Taylor Review


The Taylor Review with the full title Good Work: The Taylor Review of Modern Working Practices was a review submitted to the UK government concerning employee and worker rights in UK labour law. It was chaired by Matthew Taylor, Chief Executive of the Royal Society of the Arts. Its aim was "to consider how employment practices need to change in order to keep pace with modern business models" and the report made a series of recommendations for reform.
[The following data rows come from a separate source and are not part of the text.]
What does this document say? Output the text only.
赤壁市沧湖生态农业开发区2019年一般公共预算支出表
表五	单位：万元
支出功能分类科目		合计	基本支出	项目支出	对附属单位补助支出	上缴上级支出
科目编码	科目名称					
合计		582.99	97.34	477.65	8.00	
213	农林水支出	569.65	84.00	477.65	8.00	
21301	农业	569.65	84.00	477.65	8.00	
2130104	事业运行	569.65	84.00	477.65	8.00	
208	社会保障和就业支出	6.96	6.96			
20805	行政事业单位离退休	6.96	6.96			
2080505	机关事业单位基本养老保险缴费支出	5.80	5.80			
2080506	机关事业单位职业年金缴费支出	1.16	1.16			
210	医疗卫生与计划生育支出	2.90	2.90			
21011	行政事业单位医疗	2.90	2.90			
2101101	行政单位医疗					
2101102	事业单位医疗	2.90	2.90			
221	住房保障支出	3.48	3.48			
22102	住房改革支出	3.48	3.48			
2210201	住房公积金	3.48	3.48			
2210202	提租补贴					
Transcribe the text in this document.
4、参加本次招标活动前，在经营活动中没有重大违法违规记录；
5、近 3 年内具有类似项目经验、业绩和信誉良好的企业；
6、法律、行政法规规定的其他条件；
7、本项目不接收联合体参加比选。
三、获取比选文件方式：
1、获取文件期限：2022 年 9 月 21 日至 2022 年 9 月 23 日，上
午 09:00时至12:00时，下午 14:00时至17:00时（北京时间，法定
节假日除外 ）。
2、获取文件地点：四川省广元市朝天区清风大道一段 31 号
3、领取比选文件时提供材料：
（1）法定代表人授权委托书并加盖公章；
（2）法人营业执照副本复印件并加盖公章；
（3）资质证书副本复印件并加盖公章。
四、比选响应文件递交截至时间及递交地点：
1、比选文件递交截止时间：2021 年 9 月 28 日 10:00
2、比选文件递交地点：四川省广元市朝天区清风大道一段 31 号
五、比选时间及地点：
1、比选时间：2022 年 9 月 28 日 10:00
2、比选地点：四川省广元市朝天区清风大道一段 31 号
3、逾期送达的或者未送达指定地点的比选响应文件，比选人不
The final report was published on 11 July 2017 as a 116-page PDF document, alongside many invited submissions, released in full.

Contents

Table of contents for Good Work: The Taylor Review of Modern Working Practices.

Chapter 1 Foreword
Chapter 2 Our approach
Chapter 3 Quality of work
Chapter 4 Evolution of the labour market
Chapter 5 Clarity in the law
Chapter 6 One-sided flexibility
Chapter 7 Responsible business
Chapter 8 Fairer enforcement
Chapter 9 Incentives in the system
Chapter 10 A new offer to the self-employed
Chapter 11 Scope for development
Chapter 12 Opportunity to progress
Chapter 13 Embedding lasting change
Chapter 14 Seven Point Plan
Chapter 15 References

Considerable attention is given to the regulatory and taxation status of the component of the workforce who are either legitimately self-employed or who claim self-employment against the grain of existing labour law, for a variety of reasons.
The report advocates the retention of worker status, but in order to reduce confusion among those who claim this, recommends renaming this status to "Dependent Contractor".